Second chance: Will Senate Democrats do the right thing?

Democrats hold a slim majority in the U.S. Senate, so slim that any attempt to keep their promise to the voters to end the Iraq War via legislation seems doomed, since they don’t have the votes to over-ride the veto President Bush has vowed to issue. But this week, as the Senate debates a new $649 billion budget for the Department of Defense, they have a second chance to do the right thing: de-fund Bush’s tragic and disastrous wars and shift those expenditures to the nation’s critical needs. The question is, will they?

This spring Senate Democrats took it on the chin in editorials, columns and commentaries nationwide when they voted to authorize more than $100 billion in a separate bill to continue funding the wars in Iraq and Afghanistan. Perhaps the good senators thought the public was just kidding when we voted them into office on the strength of their promises to get us out of the war. But when the polls started coming out, it became clear that the American people were more than slightly disappointed with Congress’ “business as usual” approach—especially where funding the war is concerned.

The latest polls show President Bush’s approval rating is at 29 percent…the lowest of his time in office. But the approval rating for Congress is even lower! Polls done by CBS, Newsweek, Gallup, NBC and Los Angeles Times-Bloomberg at the end of June found Congressional approval ratings ranging from 23 to 27 percent. If that doesn’t move even the most sedentary, undecided, fence-sitting Democrat to action, they ought to take a look at their disapproval numbers, which run from 64 to 71 percent—roughly the same percentage of the public that wants us out of Iraq.

Obviously, these are not good numbers for the new Democratic majorities in the House and Senate. After all, it took Bush nearly seven years to fall this low—or maybe it took seven years for the American public to realize just how much baloney Bush has been peddling from the bully pulpit in the form of propaganda, fear-mongering and cover-ups in his attempts to make it look like we’re winning a war that we’ve already lost. But make no mistake about it, that part of Bush’s Great Game, at least, is over. Just this week ABC News reported that the White House is “in panic mode” over the mounting defections of Republicans unwilling to continue Bush’s wars.

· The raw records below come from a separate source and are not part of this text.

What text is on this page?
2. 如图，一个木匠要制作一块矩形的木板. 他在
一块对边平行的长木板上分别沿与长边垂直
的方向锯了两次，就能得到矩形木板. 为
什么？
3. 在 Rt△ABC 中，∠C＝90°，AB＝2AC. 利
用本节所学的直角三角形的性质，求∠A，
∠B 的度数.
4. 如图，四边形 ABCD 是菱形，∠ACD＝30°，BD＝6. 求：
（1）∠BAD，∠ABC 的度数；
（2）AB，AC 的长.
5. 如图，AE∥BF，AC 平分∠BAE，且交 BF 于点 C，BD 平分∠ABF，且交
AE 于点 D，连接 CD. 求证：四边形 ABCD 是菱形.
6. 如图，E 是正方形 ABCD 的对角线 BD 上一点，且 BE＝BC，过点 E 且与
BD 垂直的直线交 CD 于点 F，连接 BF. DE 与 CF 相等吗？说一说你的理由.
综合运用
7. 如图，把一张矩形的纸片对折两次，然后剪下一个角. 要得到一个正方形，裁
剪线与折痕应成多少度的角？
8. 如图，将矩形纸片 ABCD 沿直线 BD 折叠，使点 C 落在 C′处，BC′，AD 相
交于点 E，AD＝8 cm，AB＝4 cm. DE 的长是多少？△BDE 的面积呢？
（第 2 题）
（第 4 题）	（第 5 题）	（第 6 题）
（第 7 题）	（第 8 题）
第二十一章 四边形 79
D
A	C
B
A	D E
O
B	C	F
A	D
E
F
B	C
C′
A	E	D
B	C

Given this opportunity, and especially with the president and his disintegrating administration on the ropes, what will the Democrats do? Consider that the proposed $649 billion defense spending bill, with the additional hundreds of billions in separate war appropriations, means this country will soon be draining its treasury on military spending to the tune of $2 billion a day.

While it’s hard to put that kind of number in perspective, consider that a 1.35 megawatt wind generator currently costs about $1 million to purchase and install. Two billion dollars would buy the nation 2,000 wind turbines. What that means in real life is that we could supply all of Montana’s electricity needs (approx 2,000 megawatts) from windpower with just one day’s worth of war funding.  Of course we could also do a lot of other great things with the money now being spent to manufacture weapons and wage wars. Two billion bucks a day could send a lot of kids to college debt-free—what a radical idea—or institute real universal health care, or bail out Social Security, for instance.

The decision now before the U.S. Senate is whether the world’s only remaining superpower really needs or can afford to spend this outrageous amount of money on the military. In the past, Congress has basically allowed itself to be bullied by Bush’s rhetoric that if “we don’t fight them over there, we’ll be fighting them over here” so we need to “support the troops” at all costs. Given the rise, not fall, in global terrorism incidents since Bush initiated his futile wars of aggression, however, one could reasonably conclude that spending more on the same activities—or “staying the course,” as the president likes to say—will only engender more terrorism and more international hatred toward the U.S., further imperiling us in the future.

Seems like it would be easy for the Senate to weigh all these considerations and find the administration’s request for massively increased military spending unjustified, unnecessary and unwise—especially considering that the proposed new level is more than twice what was being spent during the Cold War era, and far surpasses the military spending of any other nation on earth.

Perhaps, to help the good senators in their decision making, they might find it useful to see just where a good portion of this money is going by reading a newly released book titled Blackwater—The Rise of the World’s Most Powerful Mercenary Army, wherein author Jeremy Scahill reveals the ugly machinations between top-level Bush administration officials and Blackwater USA, the company that hires and deploys former special forces military personnel from around the world on contract to our government.

Would our senators be shocked to know that we are now using former Central American death-squad goons to fight our wars? Or that hundreds of Chileans who formerly carried out General Augusto Pinochet’s brutal regime and “disappeared” thousands of their own countrymen and women are now cutting loose on the Iraqis? Maybe our senators would even become slightly curious at the billions of taxpayer dollars being spent on activities that we can’t even verify because they’re classified “black ops.”

Senate Democrats have a chance to get answers to some of these questions in the coming weeks—and they have a second chance to live up to their campaign promises and finally stop the insanity of the Bush wars. The question remains: Will they?